第4話 サブリナママのクリームチーズケーキ・アゲイン その3


 ♠



「はぁ~、疲れた」

 額の汗をぬぐいながらシェリーが階段を登っていた。

 20キロも走ったせいで、全身びっしょりの汗だ。

 その汗を流したい一心で、エレベーターの到着を待たずに、階段を駆け上る事にしたのだ。

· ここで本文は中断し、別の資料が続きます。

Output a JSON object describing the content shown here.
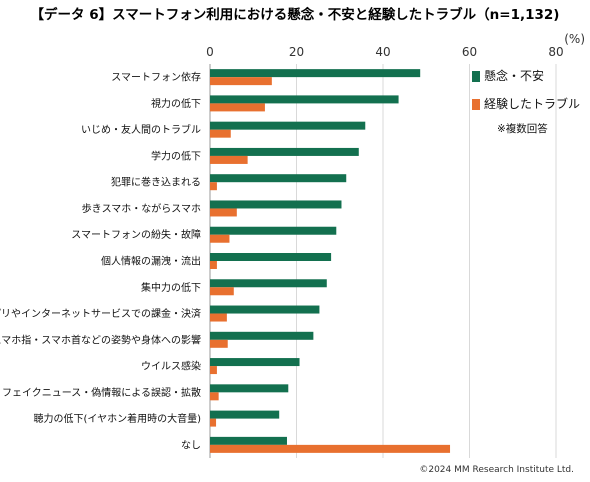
{
  "chart_data": {
    "type": "bar",
    "orientation": "horizontal",
    "title": "【データ 6】スマートフォン利用における懸念・不安と経験したトラブル（n=1,132)",
    "unit": "(%)",
    "xlim": [
      0,
      80
    ],
    "x_ticks": [
      "0",
      "20",
      "40",
      "60",
      "80"
    ],
    "grid": true,
    "legend_position": "right",
    "categories": [
      "スマートフォン依存",
      "視力の低下",
      "いじめ・友人間のトラブル",
      "学力の低下",
      "犯罪に巻き込まれる",
      "歩きスマホ・ながらスマホ",
      "スマートフォンの紛失・故障",
      "個人情報の漏洩・流出",
      "集中力の低下",
      "アプリやインターネットサービスでの課金・決済",
      "スマホ指・スマホ首などの姿勢や身体への影響",
      "ウイルス感染",
      "フェイクニュース・偽情報による誤認・拡散",
      "聴力の低下(イヤホン着用時の大音量)",
      "なし"
    ],
    "series": [
      {
        "name": "懸念・不安",
        "color": "#13704f",
        "values": [
          48.6,
          43.6,
          35.9,
          34.4,
          31.5,
          30.4,
          29.2,
          28.0,
          27.0,
          25.3,
          23.9,
          20.7,
          18.1,
          16.0,
          17.8
        ]
      },
      {
        "name": "経験したトラブル",
        "color": "#e8702f",
        "values": [
          14.3,
          12.7,
          4.8,
          8.7,
          1.6,
          6.2,
          4.5,
          1.6,
          5.5,
          3.9,
          4.1,
          1.6,
          2.0,
          1.4,
          55.5
        ]
      }
    ],
    "note": "※複数回答",
    "credit": "©2024  MM Research Institute Ltd."
  }
}
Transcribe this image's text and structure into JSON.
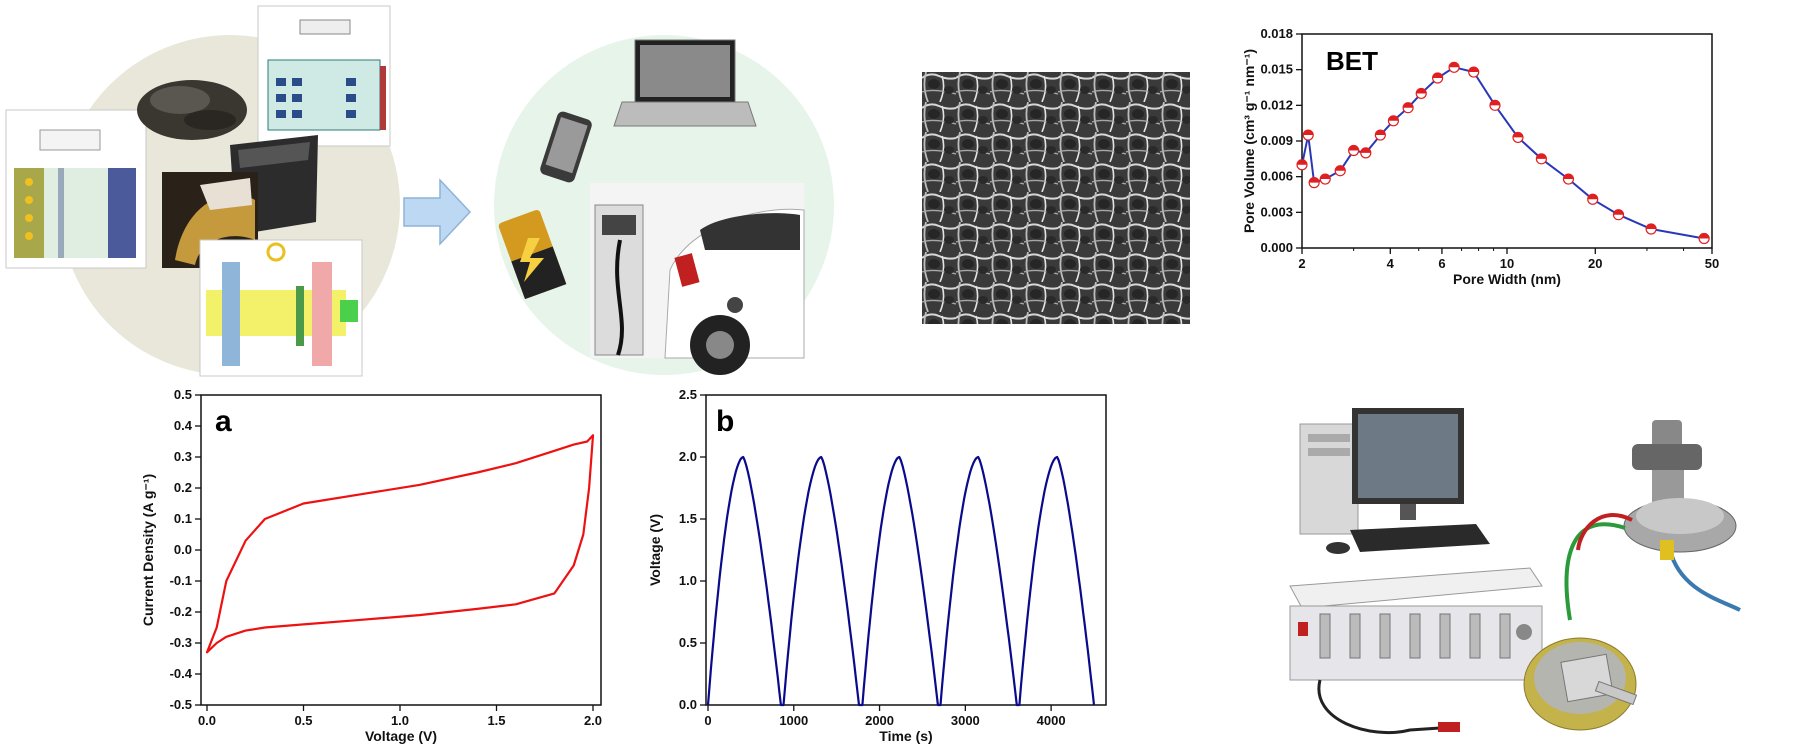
{
  "colors": {
    "cv": "#ee1111",
    "gcd": "#0a0a8c",
    "bet_line": "#2a38b8",
    "bet_marker": "#e02020",
    "circle1": "#e9e7d9",
    "circle2": "#e6f4ea",
    "arrow": "#bcd8f2"
  },
  "icons": [
    "battery-schematic",
    "carbon-powder",
    "electrode-sheet",
    "phone-icon",
    "laptop-icon",
    "battery-icon",
    "ev-charger-icon",
    "car-icon",
    "sem-image",
    "computer-icon",
    "battery-tester-icon",
    "test-cell-icon",
    "coin-cell-icon"
  ],
  "chart_data": [
    {
      "id": "bet",
      "type": "line",
      "title": "BET",
      "xlabel": "Pore Width (nm)",
      "ylabel": "Pore Volume (cm³ g⁻¹ nm⁻¹)",
      "xscale": "log",
      "xlim": [
        2,
        50
      ],
      "ylim": [
        0,
        0.018
      ],
      "xticks": [
        2,
        4,
        6,
        10,
        20,
        50
      ],
      "yticks": [
        "0.000",
        "0.003",
        "0.006",
        "0.009",
        "0.012",
        "0.015",
        "0.018"
      ],
      "x": [
        2.0,
        2.1,
        2.2,
        2.4,
        2.7,
        3.0,
        3.3,
        3.7,
        4.1,
        4.6,
        5.1,
        5.8,
        6.6,
        7.7,
        9.1,
        10.9,
        13.1,
        16.2,
        19.6,
        24.0,
        31.0,
        47.0
      ],
      "y": [
        0.007,
        0.0095,
        0.0055,
        0.0058,
        0.0065,
        0.0082,
        0.008,
        0.0095,
        0.0107,
        0.0118,
        0.013,
        0.0143,
        0.0152,
        0.0148,
        0.012,
        0.0093,
        0.0075,
        0.0058,
        0.0041,
        0.0028,
        0.0016,
        0.0008
      ]
    },
    {
      "id": "cv",
      "type": "line",
      "title": "a",
      "xlabel": "Voltage (V)",
      "ylabel": "Current Density (A g⁻¹)",
      "xlim": [
        0,
        2
      ],
      "ylim": [
        -0.5,
        0.5
      ],
      "xticks": [
        "0.0",
        "0.5",
        "1.0",
        "1.5",
        "2.0"
      ],
      "yticks": [
        "-0.5",
        "-0.4",
        "-0.3",
        "-0.2",
        "-0.1",
        "0.0",
        "0.1",
        "0.2",
        "0.3",
        "0.4",
        "0.5"
      ],
      "x": [
        0.0,
        0.05,
        0.1,
        0.2,
        0.3,
        0.5,
        0.8,
        1.1,
        1.4,
        1.6,
        1.8,
        1.9,
        1.97,
        2.0,
        1.98,
        1.95,
        1.9,
        1.8,
        1.6,
        1.4,
        1.1,
        0.8,
        0.5,
        0.3,
        0.2,
        0.1,
        0.05,
        0.0
      ],
      "y": [
        -0.33,
        -0.25,
        -0.1,
        0.03,
        0.1,
        0.15,
        0.18,
        0.21,
        0.25,
        0.28,
        0.32,
        0.34,
        0.35,
        0.37,
        0.2,
        0.05,
        -0.05,
        -0.14,
        -0.175,
        -0.19,
        -0.21,
        -0.225,
        -0.24,
        -0.25,
        -0.26,
        -0.28,
        -0.3,
        -0.33
      ]
    },
    {
      "id": "gcd",
      "type": "line",
      "title": "b",
      "xlabel": "Time (s)",
      "ylabel": "Voltage (V)",
      "xlim": [
        0,
        4500
      ],
      "ylim": [
        0,
        2.5
      ],
      "xticks": [
        "0",
        "1000",
        "2000",
        "3000",
        "4000"
      ],
      "yticks": [
        "0.0",
        "0.5",
        "1.0",
        "1.5",
        "2.0",
        "2.5"
      ],
      "cycles": [
        {
          "start": 0,
          "peak": 410,
          "end": 850
        },
        {
          "start": 880,
          "peak": 1320,
          "end": 1760
        },
        {
          "start": 1800,
          "peak": 2230,
          "end": 2680
        },
        {
          "start": 2710,
          "peak": 3150,
          "end": 3600
        },
        {
          "start": 3630,
          "peak": 4070,
          "end": 4500
        }
      ],
      "vmax": 2.0
    }
  ]
}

 元オーク人部隊タスクフォースのメンバーで、現在スポーツジムのインストラクターをしているだけに、抜群の体力を誇った。


「ただいま~」

 速くシャワーを浴びたい。


 襟元を開きながらドアを開けた。

 途端。

 目の前にドデカい人影を見た。

「おかえりシェリー」

 オスカルだ。

 そのオスカルの前に、膝立ちになったアンドレアがいた。

「おかえりなさい、シェリー」

「アンディにフランキー? フランキー学校は!?」

 大学で教鞭を執っているオスカルが、平日の昼間にいるのは珍しい。

「今日は、休講だっけ?」

 冷蔵庫を開いて、冷えたソーダーを取り出した。

 一気に飲み干す。


「開校記念日なんだ」

「ああ、だから休みなんだ。で、アンディは?」

「今日はお店休みだから……」

〈ウソだ〉


 ジトッ


 と、した眼でアンドレアを見た。

 振り向いたアンドレアが顔の前で両手を合わせて、ウィンクして返した。

〈ああ、もう!!〉


「で、なにやってんの?」

 アンドレアがオスカルの手を取った。

「オスカルにネイルケアをして上げてたの」

 フランクフルトソーセージより太いオスカルの指に生えた分厚い爪を、どうやって磨くんだろう。

〈目立てヤスリでも使うの?〉

 と、口にしそうになって、慌てて言葉を飲み込んだ。

「そうなんだ」

「でも、オスカーが嫌がっちゃって」

「オスカー?」

 オスカルが首を捻った。


「えっ、あっ、ごめんなさい。変に馴れなれしいわよね」

「僕は構わないよ。むしろ嬉しいかな」

「本当に。じゃあ、わたしのこともアンディって呼んでよ」

「え!?」

 2メートル半の巨体がオロオロした。


「僕がアンドレアを、アンディって呼ぶの」

「そう。お互いにオスカーとアンディって呼び合うの。素敵だと思わない!?」

「思うけど」

「思うけど?」

「ハンゾーもドニもアンドレアって呼んでるのに、僕一人アンディって呼ぶのは気安すぎないかな?」

「じゃあ、じゃあ。うちのお父ちゃんみたいに、アンって呼ぶのは?」

「えっ!? それもどうかな……」

〈あ~、甘いな~。空気が砂糖けのガムシロップみたいだ。――やってらんない〉

 自室に戻って着替えを取ると、ドアを開いて外に出た。